This is shaping up to be a good meet I feel.

I'll have the laptop there so vag-com'ing is no problem for anyone who wants it.

Nick


----------



## whirlypig (Feb 20, 2003)

Nem said:


> whirlypig said:
> 
> 
> > It's a bit difficult as I work away all week however I'm going to do my best to be there on the Sunday.
> ...


Definately interested in a vag-com check after my turbo hose blew off the other day. Also interested in the auto-lock and alarm chirp if that's possible.

I could bring along some OSIR Zero key covers if anyone is interested. I've a selection of the Mark I version, not fantastically scratch resistant, but two covers for a fiver in a presentation box, what more could you want.


----------



## Nem (Feb 14, 2005)

whirlypig said:


> Definately interested in a vag-com check after my turbo hose blew off the other day. Also interested in the auto-lock and alarm chirp if that's possible.
> 
> I could bring along some OSIR Zero key covers if anyone is interested. I've a selection of the Mark I version, not fantastically scratch resistant, but two covers for a fiver in a presentation box, what more could you want.


The alarm and auto lock are a 2 min job, so thats no problem.

I could be very interested in having a look at the covers mate. Always wondered what they were like 

Nick


----------



## Gaz225 (Feb 11, 2006)

Sorry i cant make this meet  

I'm taking a mate too pick up a car


----------



## Nem (Feb 14, 2005)

Gaz225 said:


> Sorry i cant make this meet
> 
> I'm taking a mate too pick up a car


No problem mate. Hope you can get over for one in the future tho. We're looking at a joint East and West Midlands meet sometime in August so I'll post when any details are sorted out.

And of course there is the National Meet in July 

Nick


----------



## trickytreez (Dec 15, 2004)

Nick,

really sorry mate, moved house a couple of weeks ago, and only just today got my broadband back!

Have already made plans for tomorrow, but and mrs has booked holiday which clashes with the Gaydon day :-(

Anyway, drop me a PM when you organise the next meet and I'll make sure I'm there.

Cheers

Tim


----------



## Johnny G (Jun 10, 2005)

Planning to meet you at The Snipe about 3.30pm for food and a chat.
Enjoy the cruise - with weather like this its one of those rare times when I wish I had a TTR !


----------



## TThriller (Feb 27, 2006)

trickytreez said:


> Nick,
> 
> Have already made plans for tomorrow, but and mrs has booked holiday which clashes with the Gaydon day :-(
> 
> Tim


MORE than adequate grounds for divorce mate :wink: 

TThriller


----------



## TThriller (Feb 27, 2006)

Nick

Still dont know if we can make it up for the meet today.
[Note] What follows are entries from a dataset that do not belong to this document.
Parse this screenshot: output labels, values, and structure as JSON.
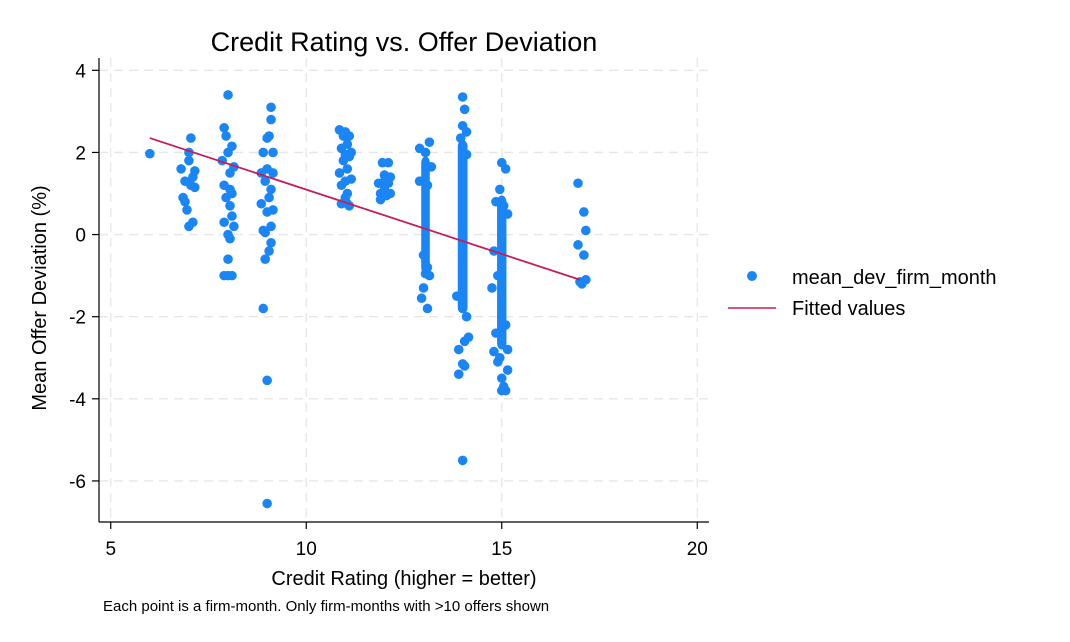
{
  "chart_data": {
    "type": "scatter",
    "title": "Credit Rating vs. Offer Deviation",
    "xlabel": "Credit Rating (higher = better)",
    "ylabel": "Mean Offer Deviation (%)",
    "note": "Each point is a firm-month. Only firm-months with >10 offers shown",
    "xlim": [
      4.7,
      20.3
    ],
    "ylim": [
      -7,
      4.3
    ],
    "x_ticks": [
      5,
      10,
      15,
      20
    ],
    "y_ticks": [
      -6,
      -4,
      -2,
      0,
      2,
      4
    ],
    "grid": true,
    "legend_position": "right",
    "colors": {
      "points": "#1a86f5",
      "fit": "#c41e5a"
    },
    "series": [
      {
        "name": "mean_dev_firm_month",
        "kind": "scatter",
        "points": [
          [
            6.0,
            1.97
          ],
          [
            6.8,
            1.6
          ],
          [
            6.85,
            0.9
          ],
          [
            6.9,
            1.3
          ],
          [
            6.95,
            0.6
          ],
          [
            7.0,
            1.8
          ],
          [
            7.0,
            0.2
          ],
          [
            7.05,
            2.35
          ],
          [
            7.05,
            1.2
          ],
          [
            7.1,
            0.3
          ],
          [
            7.1,
            1.4
          ],
          [
            7.15,
            1.55
          ],
          [
            7.15,
            1.15
          ],
          [
            7.0,
            2.0
          ],
          [
            6.9,
            0.8
          ],
          [
            7.85,
            1.8
          ],
          [
            7.9,
            2.6
          ],
          [
            7.9,
            1.2
          ],
          [
            7.9,
            0.3
          ],
          [
            7.95,
            2.4
          ],
          [
            7.95,
            0.9
          ],
          [
            8.0,
            3.4
          ],
          [
            8.0,
            -1.0
          ],
          [
            8.0,
            -0.6
          ],
          [
            8.0,
            2.0
          ],
          [
            8.05,
            1.5
          ],
          [
            8.05,
            0.7
          ],
          [
            8.05,
            -0.1
          ],
          [
            8.1,
            2.15
          ],
          [
            8.1,
            1.0
          ],
          [
            8.1,
            0.45
          ],
          [
            8.15,
            1.65
          ],
          [
            8.15,
            0.2
          ],
          [
            7.9,
            -1.0
          ],
          [
            8.1,
            -1.0
          ],
          [
            8.0,
            0.0
          ],
          [
            8.05,
            1.1
          ],
          [
            8.85,
            1.5
          ],
          [
            8.85,
            0.75
          ],
          [
            8.9,
            2.0
          ],
          [
            8.9,
            0.1
          ],
          [
            8.9,
            -1.8
          ],
          [
            8.95,
            -0.6
          ],
          [
            8.95,
            1.3
          ],
          [
            9.0,
            2.35
          ],
          [
            9.0,
            1.6
          ],
          [
            9.0,
            0.55
          ],
          [
            9.0,
            -3.55
          ],
          [
            9.0,
            -6.55
          ],
          [
            9.05,
            0.9
          ],
          [
            9.05,
            -0.4
          ],
          [
            9.05,
            2.4
          ],
          [
            9.1,
            3.1
          ],
          [
            9.1,
            2.8
          ],
          [
            9.1,
            1.1
          ],
          [
            9.1,
            0.2
          ],
          [
            9.15,
            2.0
          ],
          [
            9.15,
            1.5
          ],
          [
            9.15,
            0.6
          ],
          [
            9.1,
            -0.2
          ],
          [
            8.95,
            0.05
          ],
          [
            10.85,
            2.55
          ],
          [
            10.85,
            1.5
          ],
          [
            10.9,
            2.1
          ],
          [
            10.9,
            0.75
          ],
          [
            10.95,
            2.4
          ],
          [
            10.95,
            1.8
          ],
          [
            11.0,
            2.5
          ],
          [
            11.0,
            1.3
          ],
          [
            11.0,
            0.9
          ],
          [
            11.05,
            2.2
          ],
          [
            11.05,
            1.6
          ],
          [
            11.05,
            1.0
          ],
          [
            11.1,
            2.4
          ],
          [
            11.1,
            1.9
          ],
          [
            11.1,
            0.7
          ],
          [
            11.15,
            2.0
          ],
          [
            11.15,
            1.35
          ],
          [
            10.9,
            1.2
          ],
          [
            11.0,
            1.95
          ],
          [
            11.05,
            0.75
          ],
          [
            11.85,
            1.25
          ],
          [
            11.9,
            0.85
          ],
          [
            11.9,
            1.0
          ],
          [
            11.95,
            1.75
          ],
          [
            12.0,
            1.45
          ],
          [
            12.0,
            1.1
          ],
          [
            12.05,
            0.95
          ],
          [
            12.1,
            1.75
          ],
          [
            12.1,
            1.25
          ],
          [
            12.15,
            1.4
          ],
          [
            12.15,
            1.0
          ],
          [
            12.0,
            1.3
          ],
          [
            13.0,
            -0.5
          ],
          [
            13.0,
            -1.3
          ],
          [
            13.1,
            -1.8
          ],
          [
            12.95,
            -1.55
          ],
          [
            13.05,
            -0.95
          ],
          [
            13.1,
            -0.8
          ],
          [
            12.9,
            2.1
          ],
          [
            13.05,
            2.0
          ],
          [
            13.15,
            2.25
          ],
          [
            13.15,
            -1.0
          ],
          [
            13.2,
            1.65
          ],
          [
            12.9,
            1.3
          ],
          [
            13.1,
            1.2
          ],
          [
            13.85,
            -1.5
          ],
          [
            13.9,
            -2.8
          ],
          [
            13.9,
            -3.4
          ],
          [
            14.0,
            -5.5
          ],
          [
            14.0,
            -3.15
          ],
          [
            14.05,
            -2.6
          ],
          [
            14.05,
            -3.2
          ],
          [
            14.1,
            -2.0
          ],
          [
            14.0,
            3.35
          ],
          [
            14.05,
            3.05
          ],
          [
            14.0,
            2.65
          ],
          [
            14.1,
            2.5
          ],
          [
            13.95,
            2.35
          ],
          [
            14.15,
            -2.5
          ],
          [
            14.1,
            1.95
          ],
          [
            14.0,
            -1.8
          ],
          [
            14.75,
            -1.3
          ],
          [
            14.8,
            -0.4
          ],
          [
            14.85,
            -2.4
          ],
          [
            14.9,
            -1.0
          ],
          [
            14.9,
            -3.1
          ],
          [
            14.95,
            1.1
          ],
          [
            14.95,
            -3.0
          ],
          [
            15.0,
            -3.5
          ],
          [
            15.0,
            -3.8
          ],
          [
            15.0,
            1.75
          ],
          [
            15.05,
            -3.7
          ],
          [
            15.1,
            -3.8
          ],
          [
            15.1,
            -2.2
          ],
          [
            15.15,
            -3.3
          ],
          [
            15.15,
            -2.8
          ],
          [
            15.05,
            0.7
          ],
          [
            15.1,
            1.6
          ],
          [
            14.85,
            0.8
          ],
          [
            15.15,
            0.5
          ],
          [
            14.8,
            -2.85
          ],
          [
            16.95,
            1.25
          ],
          [
            16.95,
            -0.25
          ],
          [
            17.0,
            -1.15
          ],
          [
            17.05,
            -1.2
          ],
          [
            17.1,
            -0.5
          ],
          [
            17.1,
            0.55
          ],
          [
            17.15,
            0.1
          ],
          [
            17.15,
            -1.1
          ]
        ]
      },
      {
        "name": "Fitted values",
        "kind": "line",
        "x": [
          6.0,
          17.0
        ],
        "y": [
          2.35,
          -1.1
        ]
      }
    ]
  }
}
We'll see how things pan out with Fraser.

On the optimistic side, if we can make it, what time do you think you would be a point 14 north of Matlock?

Failing that, we will try for the Snipe later on.

Dave


----------



## Nem (Feb 14, 2005)

Not really sure mate, will be somewhere between 2 and half past I would have thought.

See how you get on anyway mate.

Nick


----------



## whirlypig (Feb 20, 2003)

My beloved :roll: has been working the night shift, before people's imaginations start running away, she's a nurse, which means I'll be there for the cruise. Probably not stop for food as I'm aiming to be back for when she surfaces, probably a good idea considering I'll be in the North East all next week.

If you could put me down for a Vagcom diag I'd be grateful, I'm sure there's something not right.

I'll also be bringing some of the OSIR MKI Zero Key covers for anyone that may be interested. :wink:


----------



## noTTsNick (Apr 24, 2006)

car is finally washed, I'm setting off now, see you in a hour or so


----------



## Nem (Feb 14, 2005)

'lo all

Big, Big Thanks to all who came today!

I can definatly say it was one of the best meets I've had the pleasure to organise and participate in. Totally loved every minute of the cruise and getting a few more names and faces to forum names is always great.

I've put the pics up as a web gallery in the main section as discussed at the meet here...

http://www.********.co.uk/ttforumbbs/vi ... hp?t=64411

Direct link to the gallery...

http://s925.photobucket.com/albums/ad92 ... ne%202006/

I hope everyone enjoyed it as much as I did, I don't think we could have hoped for a better day with weather, traffic or turnout. As always any comments of the day be it good or bad are always welcome, I can only run it as I see it going so if you have a different idea I'd like to hear if only to make it a better meet in the future.

Cheers again!

Nick


----------



## TThriller (Feb 27, 2006)

Nem said:


> 'lo all
> 
> Big, Big Thanks to all who came today!
> 
> ...


We all sure did Nick [smiley=thumbsup.gif] [smiley=thumbsup.gif] [smiley=thumbsup.gif] [smiley=thumbsup.gif] [smiley=thumbsup.gif] [smiley=thumbsup.gif] [smiley=thumbsup.gif] [smiley=thumbsup.gif] [smiley=thumbsup.gif] [smiley=thumbsup.gif]


----------



## ttduncjames (Feb 26, 2006)

Thanks Nic enjoyed the day, [smiley=sunny.gif] also pics are good with Chatsworth back drop.
Here from you soon on details on going to the big one.


----------